During the first two algae blooms, many ventures entered the business of growing algae. Few survived and prospered. The same will be true this time.
Numerous algae companies have successfully raised millions for algae biofuel R&D and production. But, consensus at conferences is commercialization may be 5, 10 or 15 years away. Experts with actual commercial experience growing algae are more sanguine.
To achieve high productivity, algae systems require more capital investment than conventional agriculture. This investment must be serviced. Large-scale production has challenges acquiring water in areas with suitable heat and sunshine for growing, and buying phosphate and other limited nutrients. Time and experience are necessary to maintain culture stability and purity and prevent zooplankton grazers. There are high costs and energy to separate algae from water and extract the biofuel portion.
Some ventures claim breakthroughs in harvesting technology. Even if such technology can be successfully scaled up, harvesting represents only one component of production cost. Some ventures claim productivity greater than 10,000 gallons of oil per acre per year, although current maximum yield is more like 2,000 gallons per acre.
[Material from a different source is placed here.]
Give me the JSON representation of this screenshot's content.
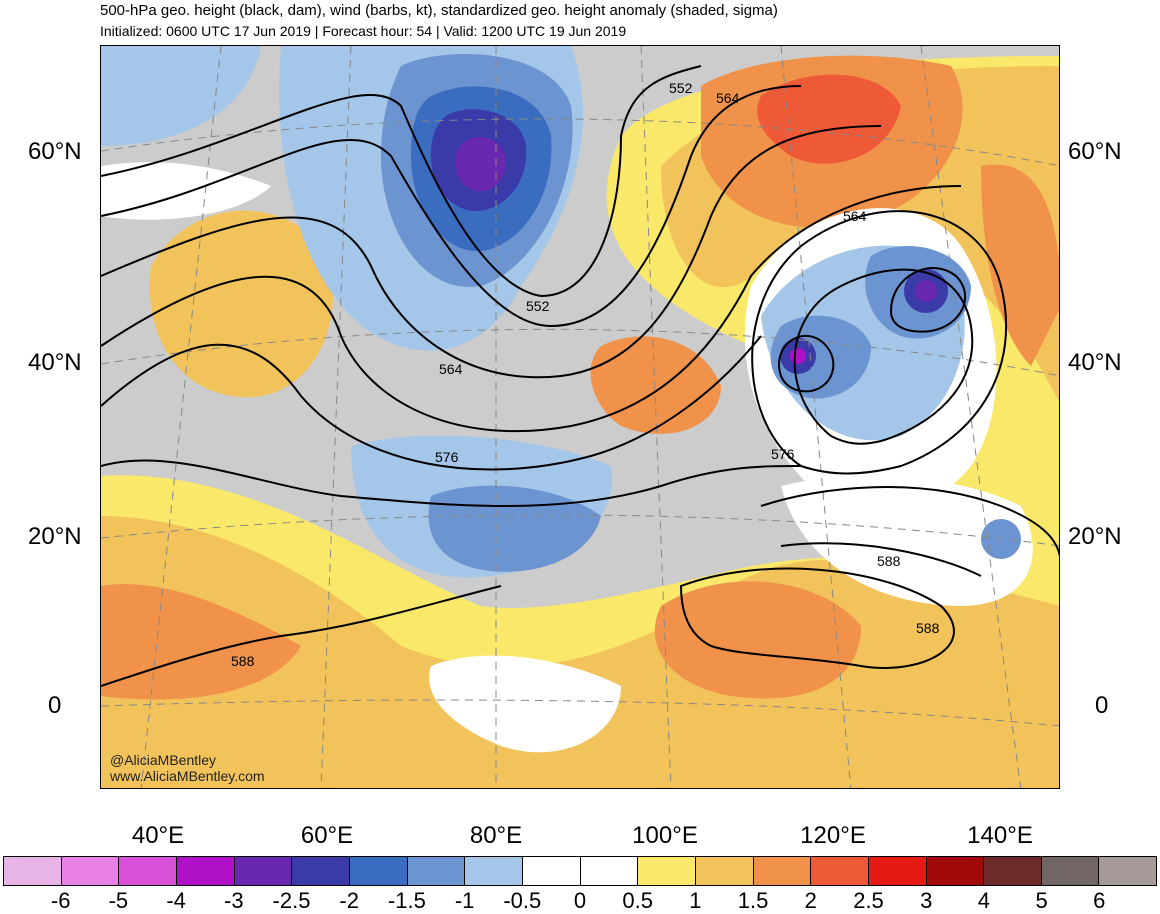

Other ventures claim patented, genetically modified algae is the solution for higher productivity. But this raises the fear of releasing fast growing GMOs into the environment, and will likely trigger legal challenges and environmental roadblocks..
Ventures that promoted and bet on a simple biofuel business model based on short development time to produce low cost biofuel are burning through capital and are still many years away from commercialization. They will be scrambling for another round of funding, or may be hoping to be bought out by an oil company. Or, they may be moving toward a more complex business model.

How ventures can harvest from the third algae bloom.
Ventures wanting to commercialize algae biofuel, should be asking “what business model, value chain and product development along the way will produce revenue streams to buy time to scale and learn how to reduce costs?”
This means commercializing other algae products and services to develop a scalable and sustainable business model.
From environmental services, revenue streams may include CO2 and pollution mitigation, wastewater treatment, biomass and waste heat for generating electricity and even carbon offsets.
From algae products, revenue streams may include algae oil and lipid supplementation in animal and human feed, like omega 3 oils, animal feedstocks and supplements, human food ingredients and food supplements, extracts for pigments, fine chemicals and bio-plastics, nutraceutical, pharmaceutical and medicinal products. All have higher value than commercial biofuel and represent smaller but substantial markets.
Finally, developing commercial biofuel will lead to innovations and surprising breakthroughs not even identified yet. Ventures that survive long enough to discover new products and technologies will evolve new business models.
Algae biofuel ventures that survive the next 5 years will be asking this question: “Now that we have made our big investment in algae systems, if we can give our investors a better return selling higher value algae products and services, why should we chase after low value biofuel?” The winners in the third algae business bloom will grapple with this question and come up with new answers.
Based on algae blooms of past decades, a few ventures may ultimately succeed in commercializing algae biofuel. Some of those who don’t could become winners anyway. They can become successful using their biofuel investment to innovate new algae technology, products and services.